Sentul LRT station is an elevated light rapid transit (LRT) station operated by Rapid Rail located in Sentul, Kuala Lumpur, Malaysia. It is served by the LRT Ampang Line and LRT Sri Petaling Line. This station is situated next to two secondary schools, the Methodist Boys Secondary School Sentul and the Wesley Methodist School, three primary schools, and several medium-density, low-cost housing developments.
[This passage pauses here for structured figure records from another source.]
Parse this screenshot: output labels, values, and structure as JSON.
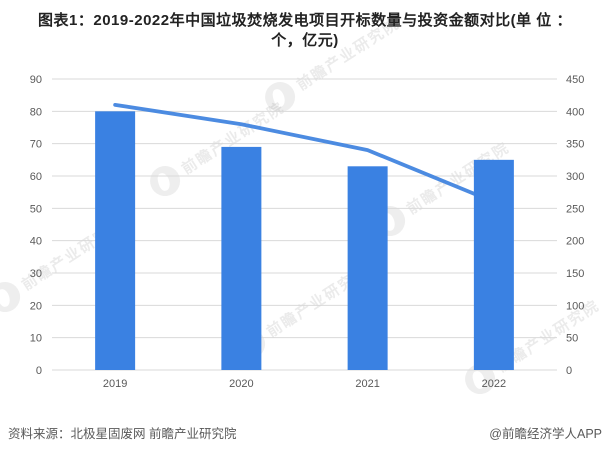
{
  "title": {
    "line1": "图表1：2019-2022年中国垃圾焚烧发电项目开标数量与投资金额对比(单 位 ：",
    "line2": "个，亿元)"
  },
  "footer": {
    "source": "资料来源：北极星固废网 前瞻产业研究院",
    "credit": "@前瞻经济学人APP"
  },
  "watermark": {
    "text": "前瞻产业研究院"
  },
  "chart_data": {
    "type": "bar",
    "subtype": "bar-line-combo",
    "title": "图表1：2019-2022年中国垃圾焚烧发电项目开标数量与投资金额对比(单 位 ：个，亿元)",
    "categories": [
      "2019",
      "2020",
      "2021",
      "2022"
    ],
    "series": [
      {
        "name": "开标数量(个)",
        "type": "bar",
        "axis": "left",
        "values": [
          80,
          69,
          63,
          65
        ]
      },
      {
        "name": "投资金额(亿元)",
        "type": "line",
        "axis": "right",
        "values": [
          410,
          380,
          340,
          260
        ]
      }
    ],
    "axes": {
      "left": {
        "min": 0,
        "max": 90,
        "step": 10
      },
      "right": {
        "min": 0,
        "max": 450,
        "step": 50
      }
    },
    "grid": true,
    "legend": false,
    "colors": {
      "bar": "#3a81e2",
      "line": "#4285df",
      "grid": "#d9d9d9",
      "tick_text": "#595959"
    }
  }
}
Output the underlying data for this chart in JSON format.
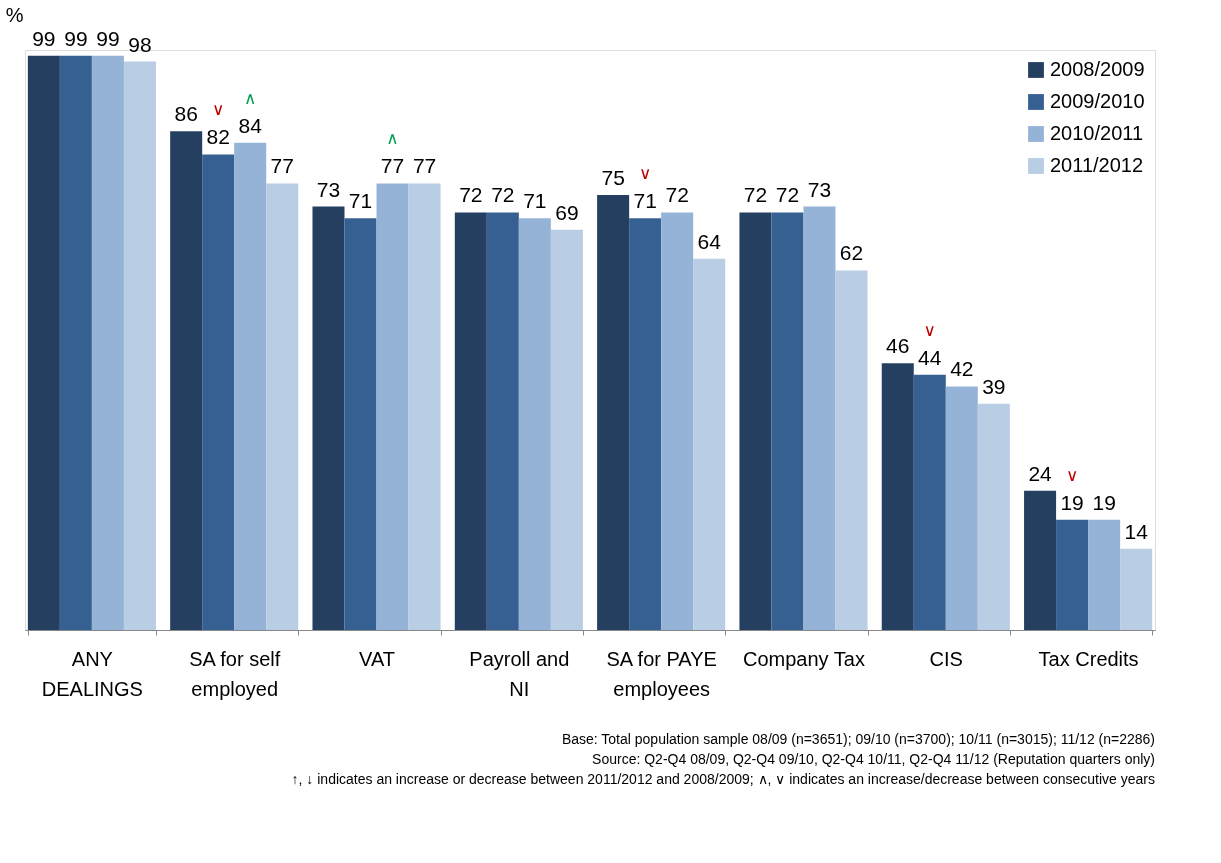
{
  "chart_data": {
    "type": "bar",
    "ylabel": "%",
    "categories": [
      "ANY DEALINGS",
      "SA for self employed",
      "VAT",
      "Payroll and NI",
      "SA for PAYE employees",
      "Company Tax",
      "CIS",
      "Tax Credits"
    ],
    "series": [
      {
        "name": "2008/2009",
        "color": "#243f60",
        "values": [
          99,
          86,
          73,
          72,
          75,
          72,
          46,
          24
        ]
      },
      {
        "name": "2009/2010",
        "color": "#366092",
        "values": [
          99,
          82,
          71,
          72,
          71,
          72,
          44,
          19
        ]
      },
      {
        "name": "2010/2011",
        "color": "#95b3d7",
        "values": [
          99,
          84,
          77,
          71,
          72,
          73,
          42,
          19
        ]
      },
      {
        "name": "2011/2012",
        "color": "#b9cde5",
        "values": [
          98,
          77,
          77,
          69,
          64,
          62,
          39,
          14
        ]
      }
    ],
    "ylim": [
      0,
      100
    ],
    "tick_labels": "x",
    "data_labels": true,
    "legend": "top right",
    "grid": false,
    "annotations": [
      {
        "text": "∨",
        "x": "SA for self employed",
        "y": 82
      },
      {
        "text": "∧",
        "x": "SA for self employed",
        "y": 84
      },
      {
        "text": "∧",
        "x": "VAT",
        "y": 77
      },
      {
        "text": "∨",
        "x": "SA for PAYE employees",
        "y": 71
      },
      {
        "text": "∨",
        "x": "CIS",
        "y": 44
      },
      {
        "text": "∨",
        "x": "Tax Credits",
        "y": 19
      },
      "Base: Total population sample 08/09 (n=3651); 09/10 (n=3700); 10/11 (n=3015); 11/12 (n=2286)",
      "Source: Q2-Q4 08/09, Q2-Q4 09/10, Q2-Q4 10/11, Q2-Q4 11/12 (Reputation quarters only)",
      "↑, ↓ indicates an increase or decrease between 2011/2012 and 2008/2009; ∧, ∨ indicates an increase/decrease between consecutive years"
    ]
  }
}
This LRT station, despite sharing the same name, is not interchangeable (or integrated) and not to be confused with the separate but adjacent Sentul Komuter station, which is served by KTM Komuter's instead. The two stations are approximately 800 meters in walking distance away from each other. The Komuter station was the first rail transit station in Sentul and served the older section of the suburb, while the LRT station was a later addition and serves the newer development of the suburb. (the location "Bandar Baru Sentul" was previously added to the LRT station on official rail transit maps to avoid confusion) The station was opened to the public in 1998 as part of the final phase of development of the former STAR LRT Line.

== Station features ==

=== Location ===
Sentul LRT station is located along Jalan 2/48A, to the west of Apartment Bandar Baru Sentul. Also near the station are the Residensi Sentulmas and The Capers condominiums. Public facilities nearby include the Methodist Grace and Malaysian Pentecostal church, the Sri Maha Muneeswarar temple, the DBKL abandoned vehicles depot, and UTC Sentul. Nearby schools include the Methodist Boys' Secondary School (SMK Methodist (L) Sentul), and the Wesley Methodist International School.

=== Station layout ===
This station has three floors, with the second floor serving the platforms, the first floor serving the concourse, and the exits being on the ground floor. This station contains two side platforms used by the Ampang and Sri Petaling lines. Ramps, tactile floor blocks, and lifts are available for the disabled, and the station has 158 car parking bays and a bicycle rack that can accommodate up to 20 bicycles.
| L2 | Side platform, doors will open on the left |
| Platform 2 | towards (→) towards (→) |
| Platform 1 | and towards Sentul Timur (←) |
Side platform, doors will open on the left
| L1 | Concourse | Ticket machines, fare gates into paid area, customer service centre |
| G | Ground floor | Entrances and exits, car park, bicycle parking, bus stop, taxi stand |

=== Platforms ===
Sentul LRT station is one of the eleven stations along the common route between Sentul Timur and Chan Sow Lin shared by the Ampang and Sri Petaling lines. The station contains two side platforms, with platform 1 serving trains towards Sentul Timur, and platform 2 for trains towards Ampang or Putra Heights. As with the other stations along the common route, both lines share the same tracks, so both lines use the same platforms at this station.

== Transport connections ==

=== Feeder buses ===

| Route No. | Origin | Desitination | Via |
|---|---|---|---|
| T180 | PY16 Sentul Barat (Entrance C) | SMK Bandar Baru Sentul | AG1 SP1 Sentul Timur AG2 SP2 Sentul Taman Dato Senu Masjid Raudhatul Muttaqin |

==History==
The station is served by the Ampang Line and Sri Petaling Line. Opened in 1998 as part of the lines' second phase of development under the previous STAR LRT system, the station was intended to connect Sentul to other parts of the city and surrounding areas. Under this phase, a 15 km track with 11 stations was built to serve the northern and southern areas of Kuala Lumpur to cater for the Commonwealth Village and National Sports Complex in Bukit Jalil, during the 1998 Commonwealth Games in Kuala Lumpur. At that time, the Sentul LRT station was called "Bandar Baru Sentul".